Tomorrow I kind of have a date with someone I've never met before. He's coming in from out of town to see me. Don't worry we're meeting in public etc etc. I'm not sure what to make of this so I'll just try to enjoy myself. He seems like a good guy. I don't have any expectations, I'm going to try to be open to whatever life brings me. The past two years I have been running away from life. That hasn't given me what I wanted so it's time to stop.

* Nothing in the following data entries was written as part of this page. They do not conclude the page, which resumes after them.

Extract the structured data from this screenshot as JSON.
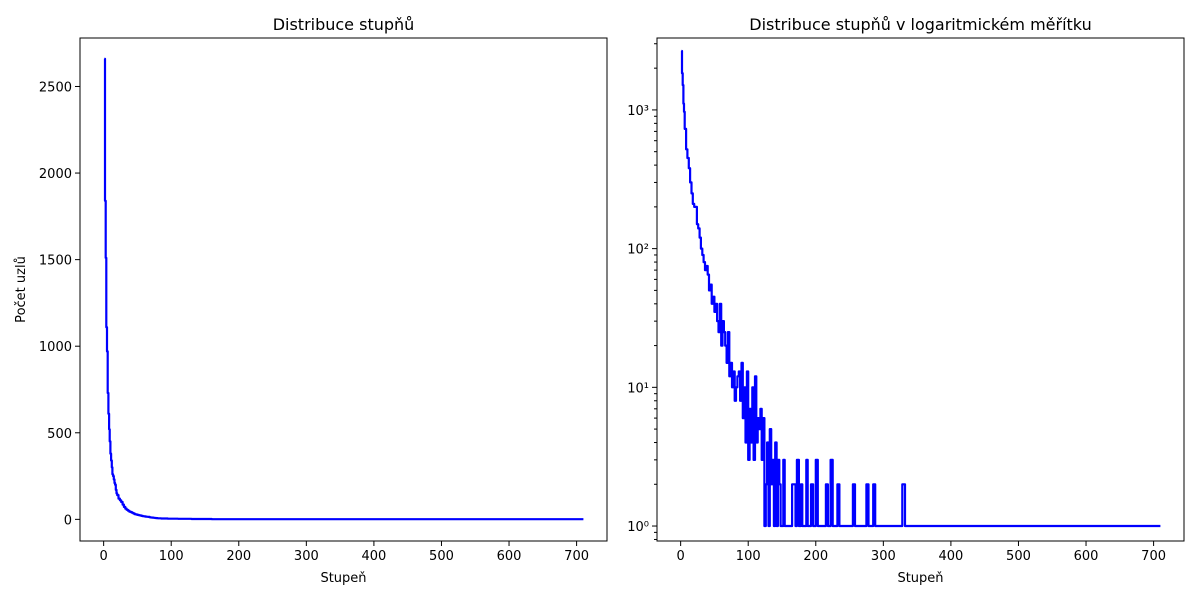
{
  "chart_data": [
    {
      "type": "line",
      "title": "Distribuce stupňů",
      "xlabel": "Stupeň",
      "ylabel": "Počet uzlů",
      "xscale": "linear",
      "yscale": "linear",
      "xlim": [
        -35,
        745
      ],
      "ylim": [
        -125,
        2780
      ],
      "xticks": [
        0,
        100,
        200,
        300,
        400,
        500,
        600,
        700
      ],
      "yticks": [
        0,
        500,
        1000,
        1500,
        2000,
        2500
      ],
      "grid": false,
      "series_color": "#0000ff",
      "x": [
        1,
        2,
        3,
        4,
        5,
        6,
        7,
        8,
        9,
        10,
        11,
        12,
        13,
        14,
        15,
        16,
        17,
        18,
        19,
        20,
        22,
        24,
        26,
        28,
        30,
        32,
        34,
        36,
        38,
        40,
        42,
        44,
        46,
        48,
        50,
        52,
        54,
        56,
        58,
        60,
        62,
        64,
        66,
        68,
        70,
        72,
        74,
        76,
        78,
        80,
        85,
        90,
        95,
        100,
        110,
        120,
        130,
        140,
        150,
        160,
        170,
        180,
        190,
        200,
        220,
        240,
        260,
        280,
        300,
        330,
        360,
        400,
        500,
        600,
        710
      ],
      "y": [
        2660,
        1840,
        1510,
        1110,
        970,
        730,
        610,
        520,
        450,
        380,
        340,
        300,
        260,
        250,
        230,
        210,
        200,
        170,
        150,
        140,
        120,
        110,
        100,
        85,
        72,
        62,
        55,
        50,
        45,
        42,
        38,
        34,
        30,
        28,
        26,
        24,
        22,
        20,
        18,
        17,
        16,
        15,
        14,
        12,
        11,
        10,
        9,
        8,
        7,
        6,
        5,
        5,
        4,
        4,
        3,
        3,
        2,
        2,
        2,
        1,
        1,
        1,
        1,
        1,
        1,
        1,
        1,
        1,
        1,
        1,
        1,
        1,
        1,
        1,
        1
      ]
    },
    {
      "type": "line",
      "title": "Distribuce stupňů v logaritmickém měřítku",
      "xlabel": "Stupeň",
      "ylabel": "",
      "xscale": "linear",
      "yscale": "log",
      "xlim": [
        -35,
        745
      ],
      "ylim": [
        0.78,
        3300
      ],
      "xticks": [
        0,
        100,
        200,
        300,
        400,
        500,
        600,
        700
      ],
      "yticks": [
        1,
        10,
        100,
        1000
      ],
      "ytick_labels": [
        "10⁰",
        "10¹",
        "10²",
        "10³"
      ],
      "grid": false,
      "series_color": "#0000ff",
      "x": [
        1,
        2,
        3,
        4,
        5,
        6,
        8,
        10,
        12,
        14,
        16,
        18,
        20,
        22,
        24,
        26,
        28,
        30,
        32,
        34,
        36,
        38,
        40,
        42,
        44,
        46,
        48,
        50,
        52,
        54,
        56,
        58,
        60,
        62,
        64,
        66,
        68,
        70,
        72,
        74,
        76,
        78,
        80,
        82,
        84,
        86,
        88,
        90,
        92,
        94,
        96,
        98,
        100,
        102,
        104,
        106,
        108,
        110,
        112,
        114,
        116,
        118,
        120,
        122,
        124,
        126,
        128,
        130,
        132,
        134,
        136,
        138,
        140,
        142,
        144,
        146,
        148,
        150,
        152,
        154,
        156,
        158,
        160,
        165,
        170,
        172,
        175,
        178,
        180,
        183,
        186,
        188,
        190,
        193,
        196,
        198,
        200,
        203,
        210,
        215,
        218,
        220,
        222,
        225,
        228,
        232,
        235,
        238,
        245,
        255,
        258,
        262,
        270,
        275,
        278,
        283,
        285,
        288,
        300,
        320,
        328,
        330,
        332,
        340,
        400,
        500,
        600,
        710
      ],
      "y": [
        2660,
        1840,
        1510,
        1110,
        970,
        730,
        520,
        450,
        380,
        300,
        250,
        210,
        200,
        200,
        150,
        140,
        120,
        100,
        90,
        80,
        70,
        75,
        65,
        50,
        55,
        40,
        45,
        35,
        40,
        30,
        25,
        40,
        20,
        30,
        25,
        20,
        15,
        25,
        12,
        15,
        10,
        13,
        8,
        10,
        12,
        13,
        8,
        15,
        6,
        10,
        4,
        13,
        3,
        7,
        4,
        10,
        3,
        12,
        4,
        6,
        5,
        7,
        3,
        6,
        1,
        2,
        4,
        1,
        5,
        2,
        3,
        1,
        4,
        1,
        3,
        2,
        1,
        1,
        3,
        1,
        1,
        1,
        1,
        2,
        1,
        3,
        1,
        2,
        1,
        1,
        3,
        1,
        1,
        2,
        1,
        1,
        3,
        1,
        1,
        2,
        1,
        1,
        3,
        1,
        1,
        2,
        1,
        1,
        1,
        2,
        1,
        1,
        1,
        2,
        1,
        1,
        2,
        1,
        1,
        1,
        2,
        2,
        1,
        1,
        1,
        1,
        1,
        1
      ]
    }
  ]
}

One scene from the movie really struck me. Evey chose death over the alternative and was told "You aren't afraid of anything anymore. Now you have real freedom." Me too. Socially I'm there. In terms of my job and teaching, I'm there. I thought I had achieved that for my research but I'm not sure yet. I don't fear failure anymore, I've already failed and survived. Now I have to re-learn ambition and desire, but keep it in context. It won't destory me again.